It is what it is. She wasn’t writing romance novels she was attempting to apply her philosophy to a story line. It was an ASTOUNDING success too.

Not many would have read her “dry” philosophy. But put in a novel and BOOM! a best-seller for decades.

Of course her style is going to appear “soulless” to many—she didn’t believe in souls!

I read Atlas Shrugged in High School—required reading at the time (late eighties in the MidWest), if you can believe that.

It was a revelation to me. Written on those pages were the ideas and concepts that I thought about and was drawn to. In the same way that the writings of the founding fathers moved me.
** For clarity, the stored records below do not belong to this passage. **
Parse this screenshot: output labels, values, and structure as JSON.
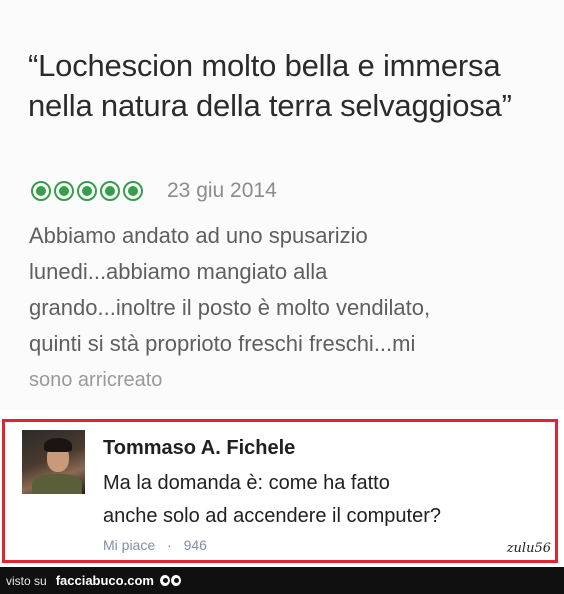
{
  "review": {
    "title": "“Lochescion molto bella e immersa nella natura della terra selvaggiosa”",
    "rating": {
      "value": 5,
      "max": 5,
      "color": "#35a04a"
    },
    "date": "23 giu 2014",
    "body_lines": [
      "Abbiamo andato ad uno spusarizio",
      "lunedi...abbiamo mangiato alla",
      "grando...inoltre il posto è molto vendilato,",
      "quinti si stà proprioto freschi freschi...mi",
      "sono arricreato"
    ]
  },
  "comment": {
    "author": "Tommaso A. Fichele",
    "text_lines": [
      "Ma la domanda è: come ha fatto",
      "anche solo ad accendere il computer?"
    ],
    "like_label": "Mi piace",
    "separator": "·",
    "like_count": "946",
    "highlight_color": "#e3242b"
  },
  "signature": "zulu56",
  "footer": {
    "visto_label": "visto su",
    "site_name": "facciabuco.com",
    "logo_icon": "eyes-icon"
  }
}
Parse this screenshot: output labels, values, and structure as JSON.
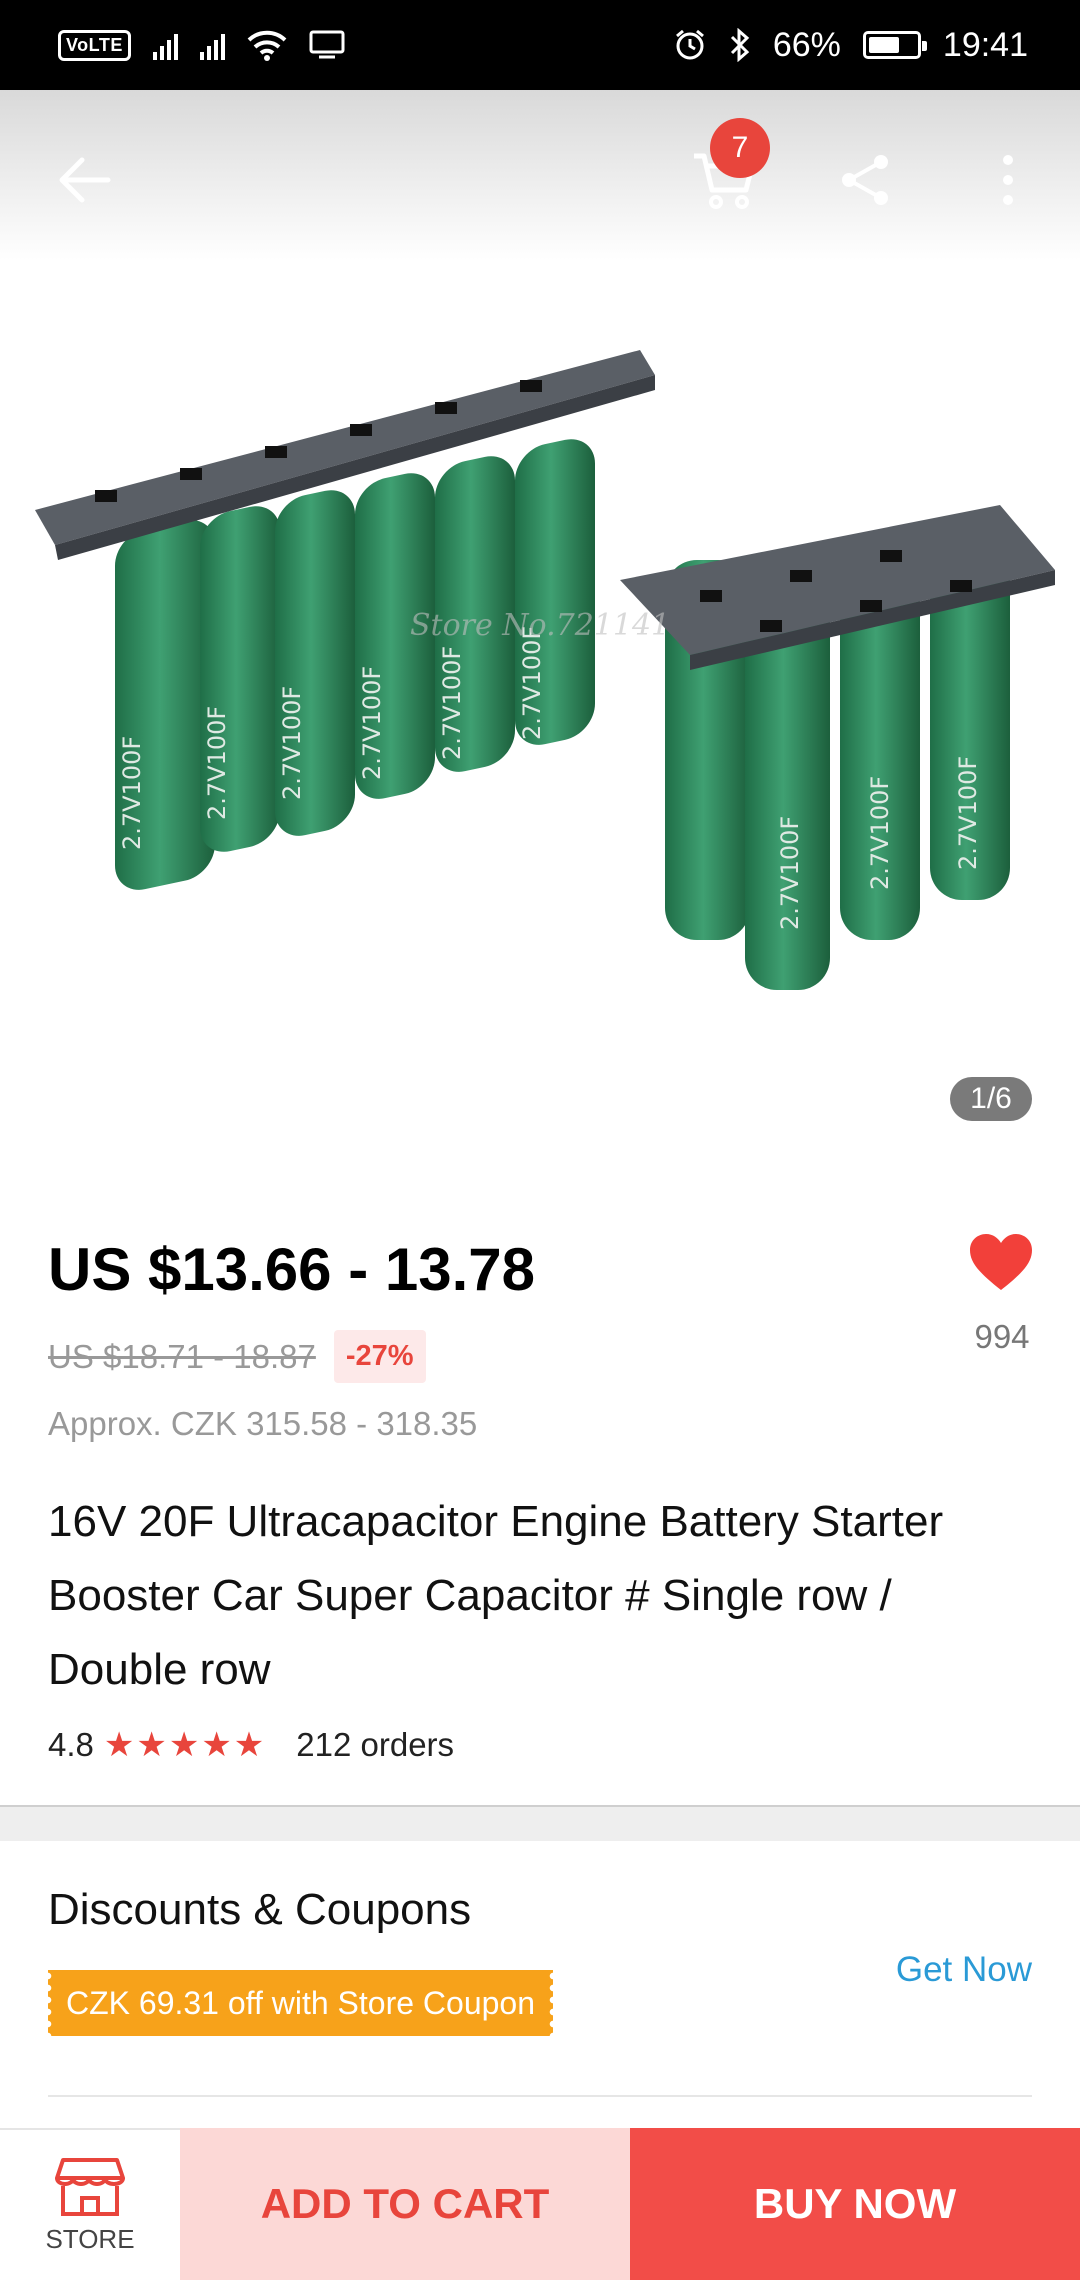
{
  "status_bar": {
    "volte": "VoLTE",
    "battery": "66%",
    "time": "19:41",
    "icons": [
      "signal-icon",
      "signal-icon",
      "wifi-icon",
      "cast-icon",
      "alarm-icon",
      "bluetooth-icon",
      "battery-icon"
    ]
  },
  "top_nav": {
    "icons": [
      "back-arrow-icon",
      "cart-icon",
      "share-icon",
      "more-vertical-icon"
    ],
    "cart_count": "7"
  },
  "gallery": {
    "counter": "1/6",
    "capacitor_label": "2.7V100F",
    "watermark": "Store No.721141"
  },
  "product": {
    "price": "US $13.66 - 13.78",
    "original_price": "US $18.71 - 18.87",
    "discount": "-27%",
    "approx": "Approx. CZK 315.58 - 318.35",
    "title": "16V 20F Ultracapacitor Engine Battery Starter Booster Car Super Capacitor # Single row / Double row",
    "rating": "4.8",
    "stars": "★★★★★",
    "orders": "212 orders",
    "wishlist_count": "994"
  },
  "discounts": {
    "title": "Discounts & Coupons",
    "coupon": "CZK 69.31 off with Store Coupon",
    "get_now": "Get Now"
  },
  "bottom_bar": {
    "store": "STORE",
    "add_to_cart": "ADD TO CART",
    "buy_now": "BUY NOW"
  },
  "colors": {
    "accent_red": "#e8453c",
    "buy_button": "#f24d48",
    "cart_button_bg": "#fcd8d6",
    "coupon_orange": "#f7a21a",
    "link_blue": "#2a9ad6",
    "capacitor_green": "#2f8a5c"
  }
}
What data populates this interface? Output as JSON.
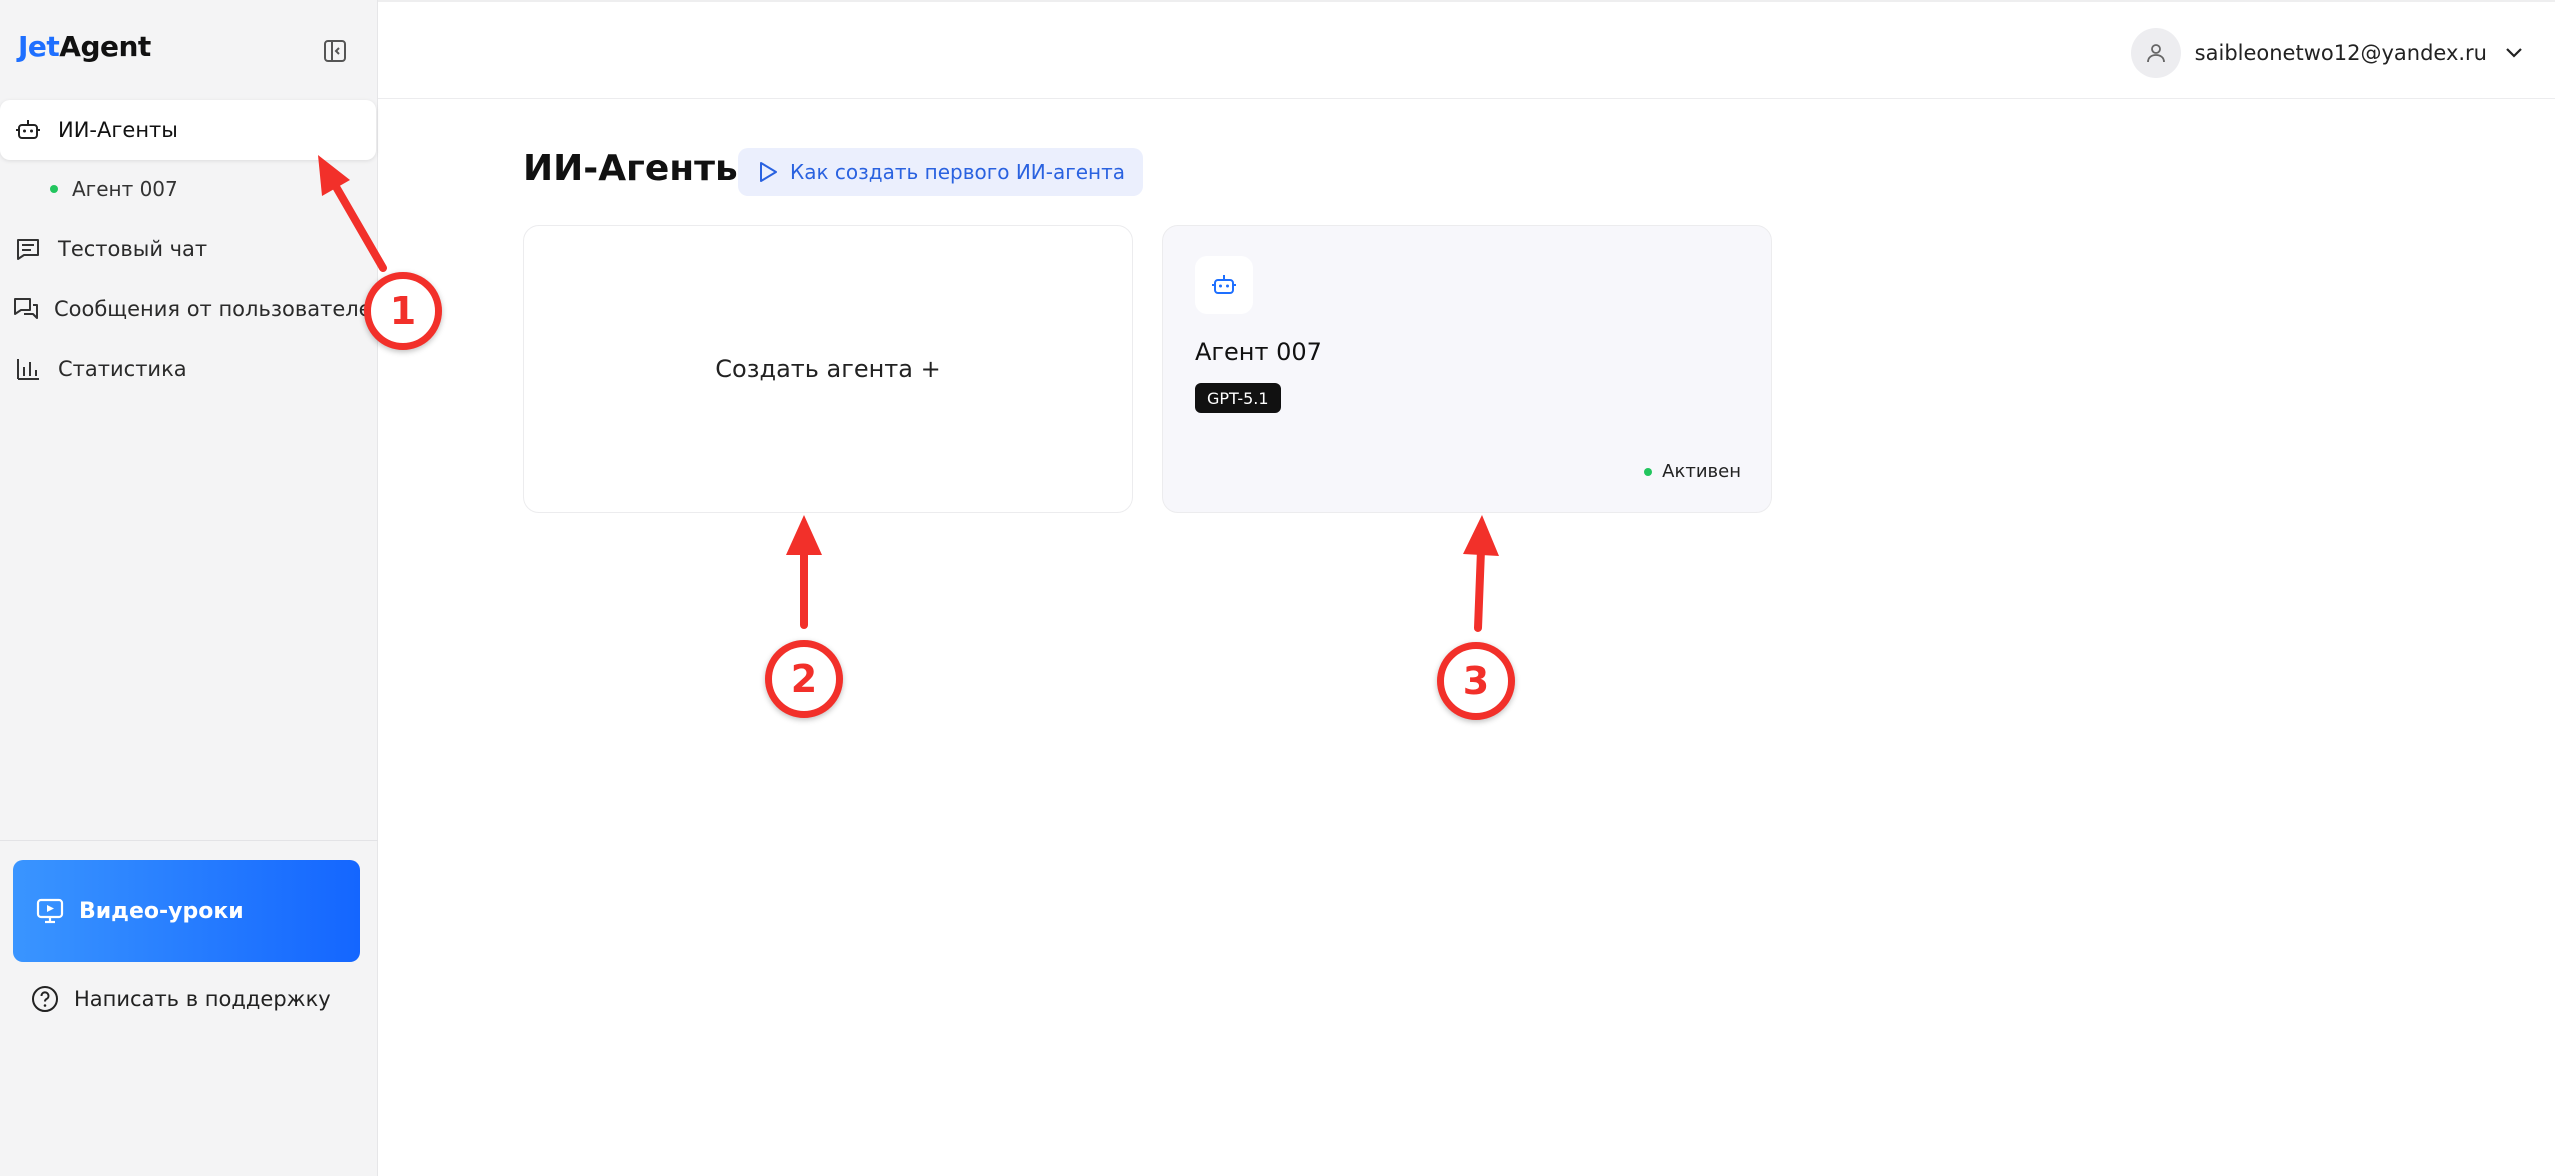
{
  "app": {
    "logo_part1": "Jet",
    "logo_part2": "Agent"
  },
  "sidebar": {
    "items": [
      {
        "label": "ИИ-Агенты",
        "icon": "robot-icon",
        "active": true
      },
      {
        "label": "Агент 007",
        "icon": "status-dot",
        "sub": true
      },
      {
        "label": "Тестовый чат",
        "icon": "chat-lines-icon"
      },
      {
        "label": "Сообщения от пользователей",
        "icon": "messages-icon"
      },
      {
        "label": "Статистика",
        "icon": "bar-chart-icon"
      }
    ],
    "video_button": "Видео-уроки",
    "support_link": "Написать в поддержку"
  },
  "header": {
    "user_email": "saibleonetwo12@yandex.ru"
  },
  "main": {
    "title": "ИИ-Агенты",
    "howto_button": "Как создать первого ИИ-агента",
    "create_card_label": "Создать агента +",
    "agent_card": {
      "name": "Агент 007",
      "model": "GPT-5.1",
      "status": "Активен"
    }
  },
  "annotations": [
    "1",
    "2",
    "3"
  ],
  "colors": {
    "accent": "#1e6fff",
    "annotation": "#f2302a",
    "status_active": "#22c55e"
  }
}
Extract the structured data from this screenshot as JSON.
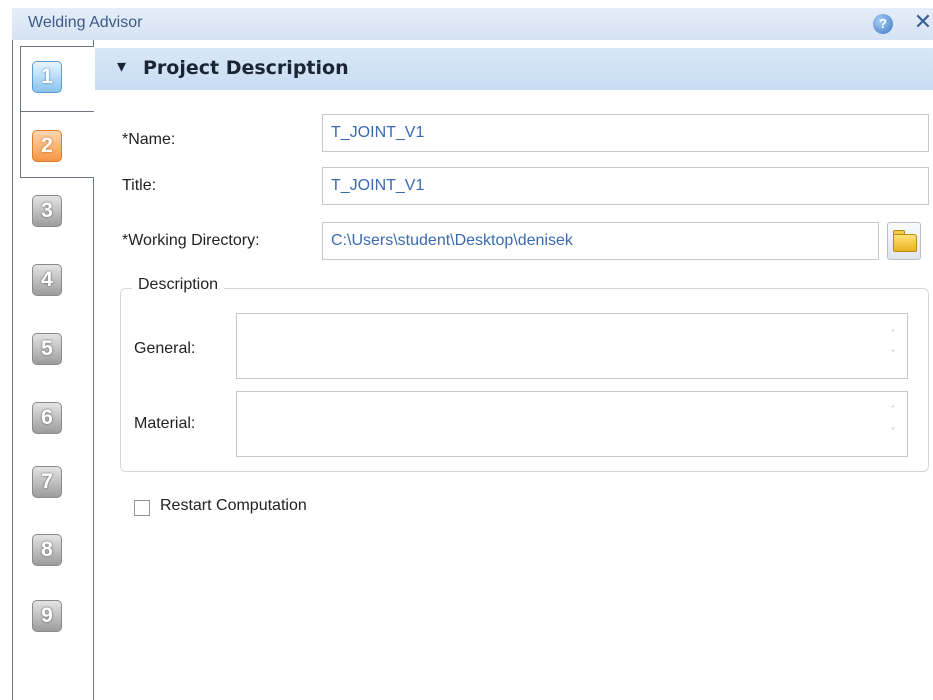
{
  "window": {
    "title": "Welding Advisor",
    "help_glyph": "?",
    "close_glyph": "✕"
  },
  "steps": [
    "1",
    "2",
    "3",
    "4",
    "5",
    "6",
    "7",
    "8",
    "9"
  ],
  "section": {
    "title": "Project Description",
    "collapse_glyph": "▾"
  },
  "fields": {
    "name": {
      "label": "*Name:",
      "value": "T_JOINT_V1"
    },
    "title": {
      "label": "Title:",
      "value": "T_JOINT_V1"
    },
    "working_directory": {
      "label": "*Working Directory:",
      "value": "C:\\Users\\student\\Desktop\\denisek"
    }
  },
  "description": {
    "legend": "Description",
    "general_label": "General:",
    "material_label": "Material:",
    "scroll_up": "˄",
    "scroll_down": "˅"
  },
  "restart": {
    "label": "Restart Computation",
    "checked": false
  },
  "colors": {
    "accent": "#3d5a86",
    "value_text": "#3a6ab0",
    "header_bg": "#d0e2f5"
  },
  "icons": {
    "help": "help-circle-icon",
    "close": "close-icon",
    "folder": "folder-open-icon"
  }
}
She was puttig forth that a human had a natural right to live for his/her own sake. Not a pawn of a religion, a government, a God, their neighbor, their abusive husband/father/mother/wife, etc.

She stated the clear truth that we survive as individuals first. Without the individual being strong and healthy the group hasn’t a chance of being strong and healthy. Can you say: What makes America strong?

The only ones preaching self-sacrfice, extoling the virtues of “selflessness” (death) were those who sought to own you, enslave you, or outright kill you.

Freedom—that’s what her philosophy is about.

I don’t try to live EXACTLY like these FICTIONAL characters do anymore than I would try to live like Mickey Mouse.

As an something to strive for, or ideals to work at living up to, I think her philosophy is 95% on target. The tenderness is lacking but I think she was more concerned with getting other ideas across first. There’s always been an excess of touchy, feely around to bait the emotional set.


49 posted on 03/29/2009 5:24:39 PM PDT by Boucheau ("...if destruction be our lot we must ourselves be its author and finisher." Abe)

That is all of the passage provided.